Most sales leaders are terrified of the Board of Directors. The narrative with your customers is important, but how are you shaping the narrative with your board? Gaining your board’s respect starts with presenting a strong annual strategic plan. In this episode, Michael Burcham talks through the mechanisms of an iterative sales planning process that evolves with the market and engages the voice of the customer. LISTEN TO EPISODE HERE
Michael Burcham spends his time working to build businesses as a CEO, Strategist, Entrepreneur, Educator and Executive Coach. He currently serves as Executive Partner with Shore Capital Partners. Throughout his career, Michael has scaled and sold 3 healthcare organizations – Theraphysics, ParadigmHealth, and Narus Health. He is also the founding President & CEO of the Nashville Entrepreneur Center where he served from 2010 – 2015.
- Planning is an iterative process that involves gathering market intelligence, bringing that intelligence back to the company, and as the market slowly evolves and moves, you know how to work contingency plans and update your plan as you go.
- Successful sales planning means watching all the signals coming from the environment and having contingencies set to go so that they can be adjusted week to week as needed.
- Customer sentiment shifts overtime: what worked a year ago won’t work today, or maybe even six months ago won’t work today.
- The sales leader and the sales team are the primary voice of the customer. The messages the sales team brings back of both successes and misses should shape and inform the planning process.

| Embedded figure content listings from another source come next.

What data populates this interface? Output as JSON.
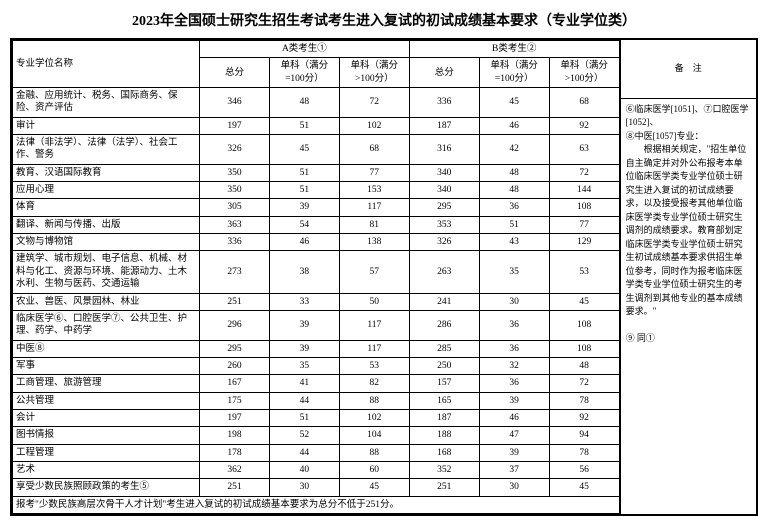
{
  "title": "2023年全国硕士研究生招生考试考生进入复试的初试成绩基本要求（专业学位类）",
  "headers": {
    "name": "专业学位名称",
    "catA": "A类考生①",
    "catB": "B类考生②",
    "total": "总分",
    "sub100": "单科（满分=100分）",
    "subOver": "单科（满分>100分）",
    "notes": "备　注"
  },
  "rows": [
    {
      "name": "金融、应用统计、税务、国际商务、保险、资产评估",
      "a": [
        346,
        48,
        72
      ],
      "b": [
        336,
        45,
        68
      ]
    },
    {
      "name": "审计",
      "a": [
        197,
        51,
        102
      ],
      "b": [
        187,
        46,
        92
      ]
    },
    {
      "name": "法律（非法学）、法律（法学）、社会工作、警务",
      "a": [
        326,
        45,
        68
      ],
      "b": [
        316,
        42,
        63
      ]
    },
    {
      "name": "教育、汉语国际教育",
      "a": [
        350,
        51,
        77
      ],
      "b": [
        340,
        48,
        72
      ]
    },
    {
      "name": "应用心理",
      "a": [
        350,
        51,
        153
      ],
      "b": [
        340,
        48,
        144
      ]
    },
    {
      "name": "体育",
      "a": [
        305,
        39,
        117
      ],
      "b": [
        295,
        36,
        108
      ]
    },
    {
      "name": "翻译、新闻与传播、出版",
      "a": [
        363,
        54,
        81
      ],
      "b": [
        353,
        51,
        77
      ]
    },
    {
      "name": "文物与博物馆",
      "a": [
        336,
        46,
        138
      ],
      "b": [
        326,
        43,
        129
      ]
    },
    {
      "name": "建筑学、城市规划、电子信息、机械、材料与化工、资源与环境、能源动力、土木水利、生物与医药、交通运输",
      "a": [
        273,
        38,
        57
      ],
      "b": [
        263,
        35,
        53
      ]
    },
    {
      "name": "农业、兽医、风景园林、林业",
      "a": [
        251,
        33,
        50
      ],
      "b": [
        241,
        30,
        45
      ]
    },
    {
      "name": "临床医学⑥、口腔医学⑦、公共卫生、护理、药学、中药学",
      "a": [
        296,
        39,
        117
      ],
      "b": [
        286,
        36,
        108
      ]
    },
    {
      "name": "中医⑧",
      "a": [
        295,
        39,
        117
      ],
      "b": [
        285,
        36,
        108
      ]
    },
    {
      "name": "军事",
      "a": [
        260,
        35,
        53
      ],
      "b": [
        250,
        32,
        48
      ]
    },
    {
      "name": "工商管理、旅游管理",
      "a": [
        167,
        41,
        82
      ],
      "b": [
        157,
        36,
        72
      ]
    },
    {
      "name": "公共管理",
      "a": [
        175,
        44,
        88
      ],
      "b": [
        165,
        39,
        78
      ]
    },
    {
      "name": "会计",
      "a": [
        197,
        51,
        102
      ],
      "b": [
        187,
        46,
        92
      ]
    },
    {
      "name": "图书情报",
      "a": [
        198,
        52,
        104
      ],
      "b": [
        188,
        47,
        94
      ]
    },
    {
      "name": "工程管理",
      "a": [
        178,
        44,
        88
      ],
      "b": [
        168,
        39,
        78
      ]
    },
    {
      "name": "艺术",
      "a": [
        362,
        40,
        60
      ],
      "b": [
        352,
        37,
        56
      ]
    },
    {
      "name": "享受少数民族照顾政策的考生⑤",
      "a": [
        251,
        30,
        45
      ],
      "b": [
        251,
        30,
        45
      ]
    }
  ],
  "footer": "报考\"少数民族高层次骨干人才计划\"考生进入复试的初试成绩基本要求为总分不低于251分。",
  "notes": {
    "n1": "⑥临床医学[1051]、⑦口腔医学[1052]、",
    "n2": "⑧中医[1057]专业：",
    "n3": "　　根据相关规定，\"招生单位自主确定并对外公布报考本单位临床医学类专业学位硕士研究生进入复试的初试成绩要求，以及接受报考其他单位临床医学类专业学位硕士研究生调剂的成绩要求。教育部划定临床医学类专业学位硕士研究生初试成绩基本要求供招生单位参考，同时作为报考临床医学类专业学位硕士研究生的考生调剂到其他专业的基本成绩要求。\"",
    "n4": "⑨ 同①"
  }
}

- Performance around process provides powerful insight.
- Frequent, fruitful conversations on where you’re hitting the mark and where you’re missing the mark between the sales leader and board is key.
- When a company does strategic sales planning without the sales leader present, it becomes everybody’s best guess of what we’re going to do and how we’re going to resource it.
- If sales plans fail, it’s not because of a lack of resources. It’s because of a lack of resourcefulness.
- Ask good questions. By asking good questions, you can get a beautiful, crystal-clear picture of what is or isn’t happening.
- It’s imperative that a sales leader have an opportunity to interact with the company’s advisors who are helping guide the overall strategic direction of the company, because without revenue, there is no strategic growth, and the drivers of revenue are the folks leading sales.
- Once you lose control of the narrative with your customer, you are virtually guaranteed to lose control of the narrative with your board.
- If you’re a sales leader going into a board meeting, prepare as if you were going to see a serious sales prospect. You wouldn’t walk in cold and not be prepared for the meeting.
- Ultimately, it’s the entire team that makes a company hit its sales target.
- Understand you are part of the team and you’re given the privilege to be the messenger of the company. But it only works when the entire company is working as a team to hit its quarterly number. And if you take all the credit for the sale, you have to also take all the credit for the miss, and neither are ever really true.
- Never forget the first 100 days with a customer.
- If you can’t grow at a rate that’s faster than the rate the business or the team is growing, you will be replaced. There’s never been more need for a coach.